Tumis

Entah siapapun itu, sebut saja namanya tumis kangkung.

Di akhir siang menuju sore, jari jemari itu dipeluk dua potong bibir yang sedikit memerah dan tentu berminyak: entah, rasa lapar terkadang bisa begitu mudah untuk menghargai setiap makanan, tanpa memandang kasta dan strata.

Berdirinya ia sehabis makan, gagah tegap: tangan kanan menunjuk langit dan tangan kiri mengkruwek tipis kertas nasi tandas penuh licin.

Buang sampah itu pada tempatnya...” Ucapnya mendikte pada khalayak.

Khalayak menerka.

Tapi, kalau tempatnya nggak ada?” Lanjutnya, menggantung, mematung.

Kruwek sampah kertas nasi itu dibuang sia-sia, sembarangan: sebagai jawaban.

Meski sepenuhnya, terasa ada sedikit yang salah, entah apa, mulut-mulut itu terkatup mencari pembenaran, melerai semrawut otak yang tiba-tiba ikut terkruwek-kruwek selaras kertas nasi malang itu.

Kemudian, lagi-lagi, semua belum selesai.
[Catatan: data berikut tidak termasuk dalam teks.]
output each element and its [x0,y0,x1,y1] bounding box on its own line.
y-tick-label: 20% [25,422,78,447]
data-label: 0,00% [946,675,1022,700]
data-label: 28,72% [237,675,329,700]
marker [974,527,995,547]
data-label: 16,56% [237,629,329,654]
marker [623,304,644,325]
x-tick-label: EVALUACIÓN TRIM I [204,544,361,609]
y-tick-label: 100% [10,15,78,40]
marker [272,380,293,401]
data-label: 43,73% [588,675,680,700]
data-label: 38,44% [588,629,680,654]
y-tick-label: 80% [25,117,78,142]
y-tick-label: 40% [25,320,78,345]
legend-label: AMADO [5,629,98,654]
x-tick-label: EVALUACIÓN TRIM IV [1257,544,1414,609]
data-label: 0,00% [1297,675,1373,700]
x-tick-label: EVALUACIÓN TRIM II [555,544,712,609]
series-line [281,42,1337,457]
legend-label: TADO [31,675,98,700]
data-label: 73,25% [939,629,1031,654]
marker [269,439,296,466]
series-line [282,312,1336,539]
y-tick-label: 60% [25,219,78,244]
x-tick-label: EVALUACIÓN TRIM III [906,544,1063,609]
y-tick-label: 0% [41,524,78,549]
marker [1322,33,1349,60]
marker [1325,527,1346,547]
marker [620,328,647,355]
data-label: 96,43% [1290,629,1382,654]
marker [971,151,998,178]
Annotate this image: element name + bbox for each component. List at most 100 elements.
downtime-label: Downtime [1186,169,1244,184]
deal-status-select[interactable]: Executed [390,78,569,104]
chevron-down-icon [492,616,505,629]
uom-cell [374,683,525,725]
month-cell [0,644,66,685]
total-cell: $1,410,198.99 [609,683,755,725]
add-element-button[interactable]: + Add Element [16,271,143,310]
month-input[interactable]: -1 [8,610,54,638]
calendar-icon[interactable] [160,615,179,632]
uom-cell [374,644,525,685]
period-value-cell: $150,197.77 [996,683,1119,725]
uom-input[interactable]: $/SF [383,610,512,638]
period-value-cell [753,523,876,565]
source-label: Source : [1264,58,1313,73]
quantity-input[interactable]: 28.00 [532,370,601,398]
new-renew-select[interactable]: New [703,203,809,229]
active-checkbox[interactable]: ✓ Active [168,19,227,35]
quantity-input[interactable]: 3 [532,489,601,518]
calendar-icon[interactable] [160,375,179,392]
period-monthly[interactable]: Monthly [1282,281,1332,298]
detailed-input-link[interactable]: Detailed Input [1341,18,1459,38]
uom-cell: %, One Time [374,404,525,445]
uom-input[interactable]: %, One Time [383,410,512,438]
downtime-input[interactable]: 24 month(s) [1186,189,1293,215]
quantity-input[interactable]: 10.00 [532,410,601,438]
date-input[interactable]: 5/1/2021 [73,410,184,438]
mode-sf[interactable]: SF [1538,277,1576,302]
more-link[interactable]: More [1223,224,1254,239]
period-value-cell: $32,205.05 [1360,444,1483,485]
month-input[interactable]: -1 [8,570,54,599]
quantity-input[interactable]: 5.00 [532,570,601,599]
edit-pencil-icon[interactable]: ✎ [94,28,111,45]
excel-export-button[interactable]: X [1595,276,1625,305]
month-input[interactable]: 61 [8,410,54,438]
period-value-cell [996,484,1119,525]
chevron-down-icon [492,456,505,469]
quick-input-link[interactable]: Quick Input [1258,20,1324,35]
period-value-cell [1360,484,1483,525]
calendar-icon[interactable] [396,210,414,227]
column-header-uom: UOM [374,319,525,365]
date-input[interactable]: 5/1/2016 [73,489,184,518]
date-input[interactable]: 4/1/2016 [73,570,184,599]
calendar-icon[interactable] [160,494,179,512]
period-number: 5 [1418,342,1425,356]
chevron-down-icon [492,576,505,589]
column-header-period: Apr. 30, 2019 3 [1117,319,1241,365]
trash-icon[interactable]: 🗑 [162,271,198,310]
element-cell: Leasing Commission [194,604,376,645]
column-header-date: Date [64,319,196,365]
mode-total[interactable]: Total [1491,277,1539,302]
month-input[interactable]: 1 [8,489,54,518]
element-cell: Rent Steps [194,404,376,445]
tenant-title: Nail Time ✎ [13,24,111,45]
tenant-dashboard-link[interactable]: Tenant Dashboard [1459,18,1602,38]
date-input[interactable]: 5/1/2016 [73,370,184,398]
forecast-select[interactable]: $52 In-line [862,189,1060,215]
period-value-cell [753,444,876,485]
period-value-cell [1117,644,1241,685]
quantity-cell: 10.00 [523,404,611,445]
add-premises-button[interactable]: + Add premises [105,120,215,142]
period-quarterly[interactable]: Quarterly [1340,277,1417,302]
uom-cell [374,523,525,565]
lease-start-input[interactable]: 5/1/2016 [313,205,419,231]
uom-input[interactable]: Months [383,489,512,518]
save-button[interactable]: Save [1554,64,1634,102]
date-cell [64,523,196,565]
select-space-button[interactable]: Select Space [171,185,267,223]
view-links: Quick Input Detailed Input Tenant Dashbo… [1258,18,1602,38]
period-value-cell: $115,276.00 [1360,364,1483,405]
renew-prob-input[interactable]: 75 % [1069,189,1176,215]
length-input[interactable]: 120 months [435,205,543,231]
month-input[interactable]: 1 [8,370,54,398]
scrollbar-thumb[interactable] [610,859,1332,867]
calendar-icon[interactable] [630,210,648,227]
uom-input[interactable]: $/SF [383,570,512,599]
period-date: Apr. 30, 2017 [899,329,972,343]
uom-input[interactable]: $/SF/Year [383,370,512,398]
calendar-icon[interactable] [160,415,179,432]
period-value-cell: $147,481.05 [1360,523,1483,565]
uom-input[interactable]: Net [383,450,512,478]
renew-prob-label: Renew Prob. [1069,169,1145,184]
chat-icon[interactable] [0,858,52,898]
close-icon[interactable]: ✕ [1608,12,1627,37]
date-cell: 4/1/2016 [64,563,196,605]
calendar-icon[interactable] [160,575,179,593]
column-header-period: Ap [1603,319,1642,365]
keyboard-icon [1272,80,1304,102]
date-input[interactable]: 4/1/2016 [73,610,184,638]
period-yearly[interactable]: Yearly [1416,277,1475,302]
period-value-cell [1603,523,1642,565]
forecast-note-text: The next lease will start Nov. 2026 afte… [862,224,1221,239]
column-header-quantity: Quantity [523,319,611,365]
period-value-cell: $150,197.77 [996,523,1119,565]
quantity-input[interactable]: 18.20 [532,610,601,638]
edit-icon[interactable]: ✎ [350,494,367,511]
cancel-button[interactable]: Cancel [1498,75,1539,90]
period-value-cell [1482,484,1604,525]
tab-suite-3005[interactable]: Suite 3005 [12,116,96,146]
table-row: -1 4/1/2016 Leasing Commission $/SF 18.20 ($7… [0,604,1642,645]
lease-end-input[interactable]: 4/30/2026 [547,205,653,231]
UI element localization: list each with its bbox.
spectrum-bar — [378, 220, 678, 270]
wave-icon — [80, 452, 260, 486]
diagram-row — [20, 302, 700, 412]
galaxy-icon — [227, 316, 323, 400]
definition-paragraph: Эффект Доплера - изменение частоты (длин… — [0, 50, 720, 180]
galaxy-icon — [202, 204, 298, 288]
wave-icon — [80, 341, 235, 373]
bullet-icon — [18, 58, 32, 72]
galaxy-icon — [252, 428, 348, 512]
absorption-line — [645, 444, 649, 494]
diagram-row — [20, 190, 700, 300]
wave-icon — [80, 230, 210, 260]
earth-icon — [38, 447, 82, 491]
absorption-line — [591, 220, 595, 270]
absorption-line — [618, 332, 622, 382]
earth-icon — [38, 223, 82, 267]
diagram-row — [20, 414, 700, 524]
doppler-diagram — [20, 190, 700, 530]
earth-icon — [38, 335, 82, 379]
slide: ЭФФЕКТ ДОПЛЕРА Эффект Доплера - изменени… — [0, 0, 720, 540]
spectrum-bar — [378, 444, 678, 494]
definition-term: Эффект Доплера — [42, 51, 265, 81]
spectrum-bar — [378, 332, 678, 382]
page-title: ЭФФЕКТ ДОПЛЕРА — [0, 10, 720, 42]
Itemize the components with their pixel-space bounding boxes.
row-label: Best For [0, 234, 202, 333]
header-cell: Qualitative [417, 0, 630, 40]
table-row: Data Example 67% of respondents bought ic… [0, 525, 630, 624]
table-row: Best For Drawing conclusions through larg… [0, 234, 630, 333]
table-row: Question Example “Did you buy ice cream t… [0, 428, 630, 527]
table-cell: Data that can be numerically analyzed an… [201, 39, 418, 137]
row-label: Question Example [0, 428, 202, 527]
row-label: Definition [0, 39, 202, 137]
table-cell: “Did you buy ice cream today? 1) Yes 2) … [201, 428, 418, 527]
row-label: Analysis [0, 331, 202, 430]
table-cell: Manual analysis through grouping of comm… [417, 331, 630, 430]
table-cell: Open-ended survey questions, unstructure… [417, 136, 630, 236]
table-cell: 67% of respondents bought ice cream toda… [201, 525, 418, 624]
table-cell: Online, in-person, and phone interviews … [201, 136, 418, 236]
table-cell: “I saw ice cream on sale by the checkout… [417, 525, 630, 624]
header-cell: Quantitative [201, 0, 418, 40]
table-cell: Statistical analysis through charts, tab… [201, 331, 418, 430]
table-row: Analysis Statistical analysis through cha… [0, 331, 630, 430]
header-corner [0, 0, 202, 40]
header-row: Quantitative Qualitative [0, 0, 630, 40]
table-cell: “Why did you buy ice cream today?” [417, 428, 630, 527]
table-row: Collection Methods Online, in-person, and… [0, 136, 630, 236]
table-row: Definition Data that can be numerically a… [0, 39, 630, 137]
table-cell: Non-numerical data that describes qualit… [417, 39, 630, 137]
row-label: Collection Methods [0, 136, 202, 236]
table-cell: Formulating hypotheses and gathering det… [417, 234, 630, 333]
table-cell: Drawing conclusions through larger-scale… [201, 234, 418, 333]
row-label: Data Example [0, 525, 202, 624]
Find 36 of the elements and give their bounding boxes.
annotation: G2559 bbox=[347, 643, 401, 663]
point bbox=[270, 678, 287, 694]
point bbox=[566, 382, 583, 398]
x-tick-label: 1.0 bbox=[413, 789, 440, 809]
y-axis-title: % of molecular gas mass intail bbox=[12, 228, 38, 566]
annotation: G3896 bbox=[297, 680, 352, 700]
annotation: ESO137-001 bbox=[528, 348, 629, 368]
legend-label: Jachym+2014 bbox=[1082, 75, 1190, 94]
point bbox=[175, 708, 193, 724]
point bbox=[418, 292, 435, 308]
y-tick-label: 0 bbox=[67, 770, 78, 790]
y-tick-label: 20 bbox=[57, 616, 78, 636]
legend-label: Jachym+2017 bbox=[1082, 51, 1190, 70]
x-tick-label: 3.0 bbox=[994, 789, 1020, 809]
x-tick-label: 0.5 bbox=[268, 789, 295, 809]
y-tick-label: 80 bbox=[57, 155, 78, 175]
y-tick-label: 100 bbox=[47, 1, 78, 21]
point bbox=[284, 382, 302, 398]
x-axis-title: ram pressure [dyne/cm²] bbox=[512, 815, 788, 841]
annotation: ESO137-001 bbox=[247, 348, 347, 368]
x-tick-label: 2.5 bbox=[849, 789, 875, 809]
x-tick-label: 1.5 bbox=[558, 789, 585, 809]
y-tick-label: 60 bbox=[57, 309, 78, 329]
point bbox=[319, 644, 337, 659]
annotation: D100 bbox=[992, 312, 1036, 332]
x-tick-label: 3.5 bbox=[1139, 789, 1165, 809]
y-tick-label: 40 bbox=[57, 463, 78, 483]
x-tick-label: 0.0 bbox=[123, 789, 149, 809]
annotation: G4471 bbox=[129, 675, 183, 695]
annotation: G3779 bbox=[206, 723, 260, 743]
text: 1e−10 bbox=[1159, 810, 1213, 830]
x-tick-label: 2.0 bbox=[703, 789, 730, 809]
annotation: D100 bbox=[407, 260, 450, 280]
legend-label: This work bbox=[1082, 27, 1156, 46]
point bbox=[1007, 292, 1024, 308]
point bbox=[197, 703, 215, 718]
“Lagian nggak setiap hal buruk itu buruk, nggak setiap hal buruk tanpa baik. Coba deh pikir, jika kita itu tertib membuang sampah pada tempatnya, halaman-halaman itu menjadi bersih, terus bidang kebersihan ngapain? Nganggur dong?! Malah jadi menutup dan menghalangi lapangan pekerjaan seseorang.”

Hah?

“Buang sampah sembarangan itu diniatkan sebagai membantu sesama, membuka lapangan pekerjaan. Bisa dibayangkan, jika ini udah masuk lingkup yang lebih luas lagi, negara, kalau nggak ada yang narkoba, kalau nggak ada yang korupsi, BNN dan KPK berarti nganggur. Berarti pegawainya nggak lagi punya kerjaan, dong?” Lanjutnya, tiba-tiba aja tuh tumis kangkung berubah menjadi titisan cucu Socrates yang sedang mengisi seminar filsafat anak maba ingusan.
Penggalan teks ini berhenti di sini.